* What you are measuring may not be exactly what you think you are measuring
* Your measurement method may omit a portion of the item you seek to quantify, or include a bit of some other item.
* You underestimate the amount of error and noise in the data
* Every measurement includes errors, both systematic and random (“noise”). You must separate these errors from the item you wish to characterize (“signal”). If you do not, you are likely to mistake the change in the noise (especially random variations) for a change in the signal of interest.
* Failing to understand that the answer from the measurement might just be wrong
* The answer provided by a measurement or a test might just be wrong; there are false positives (the test says “yes” when the correct answer is “no”) and false negatives (the test says “no” when the correct answer is “yes”).
* Missing that the answer depends on a conditional probability
* You base your analysis and eventual decision on too few parameters, failing to notice the essential interconnection between parameters. This may come about through discarding some parameters, or failing to measure them.
* Assuming independence between measurements ignoring sequential effects
* The expected outcome for 1000 people who each bet once in a casino is very different from that for a single person who bets 1000 times, because in the latter the initial conditions change with each instance.
* Using ineffective or weak statistics as a basis for evaluation
* The most common statistic in use is comparing a current measurement to a single prior measurement, and inferring a trend (and a cause for that trend) from that change.
* Using data outside its range of applicability
* We often collect real data, and then we extrapolate that result to different conditions. This works sometimes. For example, based on an experiment where you cooled water from 70°F to 60°F to 50°F to 40°F, what would you predict about continuing to cool the water to 30°F?

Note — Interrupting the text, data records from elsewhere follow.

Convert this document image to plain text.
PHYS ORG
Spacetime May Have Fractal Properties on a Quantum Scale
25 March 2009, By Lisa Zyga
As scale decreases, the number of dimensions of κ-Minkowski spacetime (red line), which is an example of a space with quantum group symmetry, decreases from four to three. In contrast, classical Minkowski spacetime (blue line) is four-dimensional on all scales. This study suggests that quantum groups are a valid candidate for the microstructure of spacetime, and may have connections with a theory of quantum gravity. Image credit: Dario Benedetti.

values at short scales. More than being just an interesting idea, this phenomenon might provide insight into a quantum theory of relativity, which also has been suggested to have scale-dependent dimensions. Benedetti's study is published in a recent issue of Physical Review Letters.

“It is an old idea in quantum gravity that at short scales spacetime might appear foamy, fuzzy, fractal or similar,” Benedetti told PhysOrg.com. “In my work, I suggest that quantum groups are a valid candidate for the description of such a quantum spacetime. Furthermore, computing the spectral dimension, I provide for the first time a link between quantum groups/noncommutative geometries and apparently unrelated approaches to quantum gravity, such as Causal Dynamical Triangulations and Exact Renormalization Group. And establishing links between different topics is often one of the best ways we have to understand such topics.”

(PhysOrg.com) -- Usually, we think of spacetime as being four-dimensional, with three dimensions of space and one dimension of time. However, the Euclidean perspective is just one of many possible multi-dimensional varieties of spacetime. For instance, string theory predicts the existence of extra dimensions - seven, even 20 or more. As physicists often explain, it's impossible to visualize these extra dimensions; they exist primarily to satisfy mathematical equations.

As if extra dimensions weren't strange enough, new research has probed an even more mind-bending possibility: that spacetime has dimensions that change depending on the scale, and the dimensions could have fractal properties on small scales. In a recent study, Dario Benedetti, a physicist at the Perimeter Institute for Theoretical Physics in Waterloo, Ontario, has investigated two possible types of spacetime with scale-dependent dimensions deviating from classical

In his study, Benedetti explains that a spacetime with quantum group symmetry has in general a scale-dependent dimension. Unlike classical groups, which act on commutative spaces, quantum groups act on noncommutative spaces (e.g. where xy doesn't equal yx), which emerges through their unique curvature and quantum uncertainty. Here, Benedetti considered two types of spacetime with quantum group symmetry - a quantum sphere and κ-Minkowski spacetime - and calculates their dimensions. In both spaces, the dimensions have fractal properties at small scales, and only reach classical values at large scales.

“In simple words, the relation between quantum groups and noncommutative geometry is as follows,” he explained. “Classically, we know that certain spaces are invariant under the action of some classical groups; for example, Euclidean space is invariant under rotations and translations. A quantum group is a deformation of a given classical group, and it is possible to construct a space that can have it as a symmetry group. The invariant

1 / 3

* Not collecting repeated data on a meaningful time frame
* There is no point in making measurements at a rate significantly faster than the underlying phenomena can actually change. If you did so, almost all of the change that you detected would just be noise, not an actual change in the signal of interest.
* Poor selection of data
* Selecting data that are not truly representative of your operating conditions.
* Changing the data or the measurement approach during collection
* If you change the way you collect the data mid-stream, there may be no valid way to compare data collected by the first method from data collected by the second method. And, of course, doing things that allow
the data actually to change (e.g. the temperature at which we collect samples is allowed to vary, etc.) invalidates comparison too
* The limit of the utility of examples (the problem of induction)
* In the real world, no number of observations of a positive phenomenon constitutes a proof that that phenomenon is always true. Yet a single negative observation constitutes a proof that it is not always true.
* Attribution bias
* We attribute our successes to skills and knowledge, rather than to random chance. Conversely, we attribute failures to random events, rather than lack of skill or knowledge.
* Path dependence
* We “fall in love” with the path we used to arrive at an answer, and refuse to adjust that answer even when there is contradictory evidence.
* The fallacy of the silent evidence
* We see what appears to be a compelling set of evidence in favor of a proposition, but we fail to notice that all of the contradictory evidence has been omitted from our sample.
* Round-trip error
* The tendency to confuse the condition “no evidence of flaws in our system” with the condition “there is evidence that there are no flaws in our system.” For example, this latter condition would correspond to a patient truly being “cancer-free,” a very different condition than that of merely no longer presenting any visible indications of having cancer.
* The narrative fallacy
* Correlation does not prove causation. The tendency to create stories for everything, even when not justified, is called the narrative fallacy. Just because a story is appealing does nothing to establish its correctness; an appealing story may be completely wrong.
* Failing to recognize the existence and significance of outliers: the problem of scale
* Many engineered systems experience sampling or input rates that are orders of magnitude beyond normal human experience; people have no useful intuitions about such large sample sets. Many statistical techniques call for discarding outliers; but we must focus on the potential of outliers and, through design strategies, try to prevent them from disrupting our system.
* The tendency to believe what you want; the tendency to ignore evidence, and to explain away evidence that tells the “wrong story”
* Humans have a strong tendency to interpret all new evidence in a way that supports their selected explanation. They are also quick to discount and eliminate evidence that appears to contradict their selected explanation.